The state Head of Service, Dr Rufus Godwins, handed down the warning while addressing workers in Port Harcourt.

Godwins said there was no justification for the civil servants in the state to join in the strike, saying the state government was neither owing lecturers nor civil servants in the state.

He said, “This does not detract from the rights of civil servants to belong to their different unions.

“But they cannot take part in a strike under the guise of a sympathy strike with another agency or another tier of government which is not fulfilling its obligation to its own staff while we are doing our own.

“That is why I say you cannot go and do a sympathy strike. When we owe you, then that is a different ball game. We do not owe our civil servants.

“Our universities are running. We are fulfilling our obligations to them.”

The state HoS said an attendance register would be open immediately to monitor erring civil servants in order to mete out appropriate sanctions.

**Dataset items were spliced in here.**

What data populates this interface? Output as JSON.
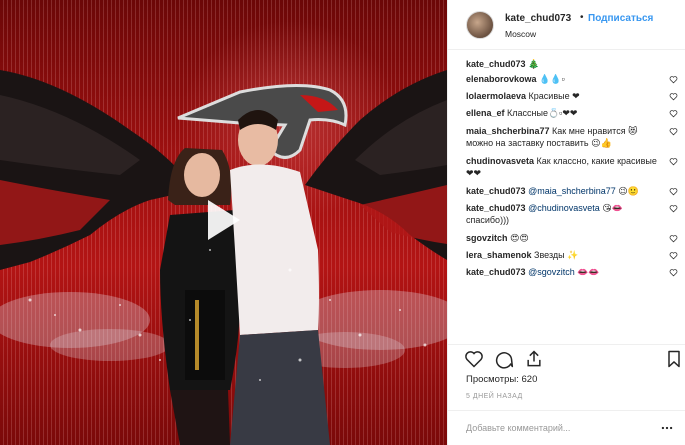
{
  "header": {
    "username": "kate_chud073",
    "dot": "•",
    "follow_label": "Подписаться",
    "location": "Moscow"
  },
  "comments": [
    {
      "user": "kate_chud073",
      "text": " 🎄",
      "liked": false,
      "parts": []
    },
    {
      "user": "elenaborovkowa",
      "text": " 💧💧▫",
      "liked": true,
      "parts": []
    },
    {
      "user": "lolaermolaeva",
      "text": " Красивые ❤",
      "liked": true,
      "parts": []
    },
    {
      "user": "ellena_ef",
      "text": " Классные💍▫❤❤",
      "liked": true,
      "parts": []
    },
    {
      "user": "maia_shcherbina77",
      "text": " Как мне нравится 😻 можно на заставку поставить 😉👍",
      "liked": true,
      "parts": []
    },
    {
      "user": "chudinovasveta",
      "text": " Как классно, какие красивые❤❤",
      "liked": true,
      "parts": []
    },
    {
      "user": "kate_chud073",
      "mention": "@maia_shcherbina77",
      "text": " 😉🙂",
      "liked": true
    },
    {
      "user": "kate_chud073",
      "mention": "@chudinovasveta",
      "text": " 😘👄 спасибо)))",
      "liked": true
    },
    {
      "user": "sgovzitch",
      "text": " 😍😍",
      "liked": true
    },
    {
      "user": "lera_shamenok",
      "text": " Звезды ✨",
      "liked": true
    },
    {
      "user": "kate_chud073",
      "mention": "@sgovzitch",
      "text": " 👄👄",
      "liked": true
    }
  ],
  "actions": {
    "like": "heart-icon",
    "comment": "comment-icon",
    "share": "share-icon",
    "save": "bookmark-icon"
  },
  "views": {
    "label": "Просмотры:",
    "count": "620"
  },
  "timestamp": "5 ДНЕЙ НАЗАД",
  "comment_box": {
    "placeholder": "Добавьте комментарий..."
  },
  "colors": {
    "link": "#3897f0",
    "mention": "#003569",
    "media_red": "#b31414"
  }
}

“We have 170 universities in Nigeria. If the Federal Government cannot run the universities, let them shut them down and rationalise the universities.

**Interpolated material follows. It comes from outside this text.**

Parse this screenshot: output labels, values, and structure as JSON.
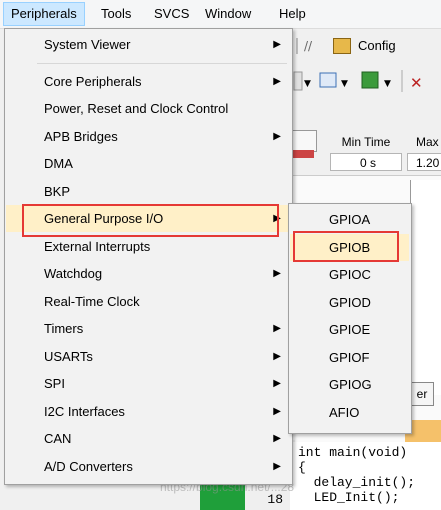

“Under the public service rules applicable to the services, every civil servant knows that absence from duty is an act of misconduct and there is a punishment for it.

“Malingering, loitering, refusal to treat files; you can’t be away from your duty without permission, you will he queried.

“And especially so if the absence was occasioned by an illegal motive, for you to take part in a strike that we do not allow you to take part in,” Godwins said.

But in a swift response, the state chairperson of the NLC, Beatrice Itubo, debunked claims that the union was planning to embark on a solidarity strike from Wednesday.

Itubo, however, took a swipe at the Head of Service for convening a meeting just to issue threats to the civil servants in the state.

She said, “Nobody has called for any national strike. What happened was that we went for a National Executive Committee meeting last Thursday.

“There, the directive was given at the floor of NEC that the labour family wants to join ASUU and the students in solidarity.

“Based on that we should come back home and sensitise our people so that any day the whistle blows, we will all join.

“So, I don’t know where the Rivers State Government got their news that we are going to begin a nationwide protest.

“There is nothing like that. Check all our websites. But of course everybody in this country is in solidarity with ASUU and also sympathising with the students who have been at home for almost six months now.

“It is because most of their children are not studying here in Nigeria.”

She explained that the state government does not have the right to stop organised labour should the union decide to embark on strike.

The state NLC boss described the action of the state government to sanction any civil servant who joins in the solidarity strike as an empty threat.

“They are mere threats. The workers know better. When we get to that bridge, we will cross it,” Itubo stated.